Sum of independent beta-Bernoulli random variables

#1
I'm looking for the distribution of the sum of independent beta-Bernoulli random variables, that is Bernoulli random variables with beta-distributed parameters, x_i ~ Bern(p_i) with p_i ~ beta(alpha,beta) (same alpha and beta, of course). I guess one can work with convolutions or characteristic functions.

The distribution would have three parameters: number of trials, alpha and beta.

Another way to approach the problem would be to consider a beta-mixture of Poisson-Binomial random variables and integrate the p_i's out.

I'm hoping someone somewhere has already done the math, so I don't have to do it myself...
 

BGM

TS Contributor
#2
Actually a Beta-Bernoulli random variable is a Bernoulli random variable so their independent sum is just a Binomial distribution.

Not sure if this is what you want.
 
#3
Actually a Beta-Bernoulli random variable is a Bernoulli random variable so their independent sum is just a Binomial distribution.

Not sure if this is what you want.
Not exactly, but thanks :). That would be true if the parameters of the Bernoulli were fixed and the same, i.e. sum of Bern(p)'s. Here, the parameters are different and random, but from the same distribution, i.e. sum of Bern(p_i) with p_i ~ beta(alpha, gamma). In other words, I have a population of experiments, each of which has its own probability of success, p_i. The population is such that the p_i's are beta(alpha,beta). I want the distribution of the number of successes for a sample of size N from that population. The distribution will have three parameters: N, alpha and beta. (A binomial distribution assumes p is known and has two parameters, N and p.)
 

Dason

Ambassador to the humans
#4
Yeah - each independent trial is coming from a bernoulli-beta distribution. But a bernoulli-beta distribution is just a bernoulli because you can integrate out alpha and beta.

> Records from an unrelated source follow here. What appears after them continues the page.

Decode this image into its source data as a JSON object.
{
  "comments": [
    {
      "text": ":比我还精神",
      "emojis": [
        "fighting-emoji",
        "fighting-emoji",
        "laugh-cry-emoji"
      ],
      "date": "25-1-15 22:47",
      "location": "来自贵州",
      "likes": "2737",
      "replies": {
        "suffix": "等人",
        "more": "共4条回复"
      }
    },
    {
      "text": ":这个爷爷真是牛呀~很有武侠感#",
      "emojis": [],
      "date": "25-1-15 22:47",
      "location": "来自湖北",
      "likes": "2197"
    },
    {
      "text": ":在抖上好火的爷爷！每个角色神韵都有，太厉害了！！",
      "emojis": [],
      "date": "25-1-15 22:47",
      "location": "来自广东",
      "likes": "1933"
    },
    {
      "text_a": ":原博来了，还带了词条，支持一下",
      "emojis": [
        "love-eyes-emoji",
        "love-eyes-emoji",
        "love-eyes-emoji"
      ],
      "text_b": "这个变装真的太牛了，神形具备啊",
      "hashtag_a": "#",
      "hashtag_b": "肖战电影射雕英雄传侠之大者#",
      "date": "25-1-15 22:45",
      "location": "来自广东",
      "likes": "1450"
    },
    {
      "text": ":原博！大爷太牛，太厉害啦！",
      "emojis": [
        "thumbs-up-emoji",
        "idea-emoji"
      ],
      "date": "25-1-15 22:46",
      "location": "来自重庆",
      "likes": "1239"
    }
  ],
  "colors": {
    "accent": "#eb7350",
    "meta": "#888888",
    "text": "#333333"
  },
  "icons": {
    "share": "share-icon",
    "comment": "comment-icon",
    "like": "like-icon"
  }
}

Have some R code if you don't believe us:
Code:
# Set alpha and beta
alp <- 5
bet <- 7

# How many of these beta-bernoullis do we want to sum?
n <- 10
# How many trials do we want to do?
N <- 100000

# Generate the success probability from the beta
pi <- rbeta(n*N, alp, bet)
# Generate the observation from the binomial
x <- rbinom(n*N, 1, pi)
# Get the desired sum
y <- apply(matrix(x, ncol = n, byrow = T), 1, sum)

# We claim that obs will follow a binomial with n = n, p = alp/(alp + bet)
# This gets us the empirical estimate of the pmf
obs <- table(y)/length(y)
# This gets us the theoretical estimate of the pmf (but only the ones we got outcomes for)
exp <- dbinom(as.numeric(names(table(y))), n, alp/(alp + bet))

# Look at them together.  If these are essentially the same that provides evidence
# that it just ends up being binomial
cbind(obs, exp)
Results:
Code:
> cbind(obs, exp)
       obs          exp
0  0.00456 0.0045621330
1  0.03279 0.0325866641
2  0.10397 0.1047428489
3  0.19746 0.1995101884
4  0.25227 0.2493877355
5  0.21331 0.2137609161
6  0.12771 0.1272386405
7  0.05132 0.0519341390
8  0.01422 0.0139109301
9  0.00228 0.0022080841
10 0.00011 0.0001577203
 
#5
We claim that obs will follow a binomial with n = n, p = alp/(alp + bet)
There's an extra bit of information here: binomial with p = alpha / (alpha+beta). That's what I was looking for (it is correct, indeed). Thanks a lot.

Yeah - each independent trial is coming from a bernoulli-beta distribution. But a bernoulli-beta distribution is just a bernoulli because you can integrate out alpha and beta.

But, by the way, you're not integrating alpha and beta out here, since they still show up in the distribution... it is the p's that are integrated out. That was actually the second approach to solve the problem that I had mentionned: to intergrate out the p's from a beta-mixture of Poisson-binomial. It seems this is a classical result in your field - I'm from time series. Do you have a reference to propose?

Thanks again.
 

Dason

Ambassador to the humans
#6
But, by the way, you're not integrating alpha and beta out here, since they still show up in the distribution... it is the p's that are integrated out.
Ah yeah - my bad. I should have a been a little more careful. I was thinking about it slightly differently and ended up messing up my words there.

I'm not sure I have a reference but it's not too bad to do by hand. I guess you're probably looking for a reference so you can avoid doing the math. It might be in Casella & Berger but I'm not positive of that.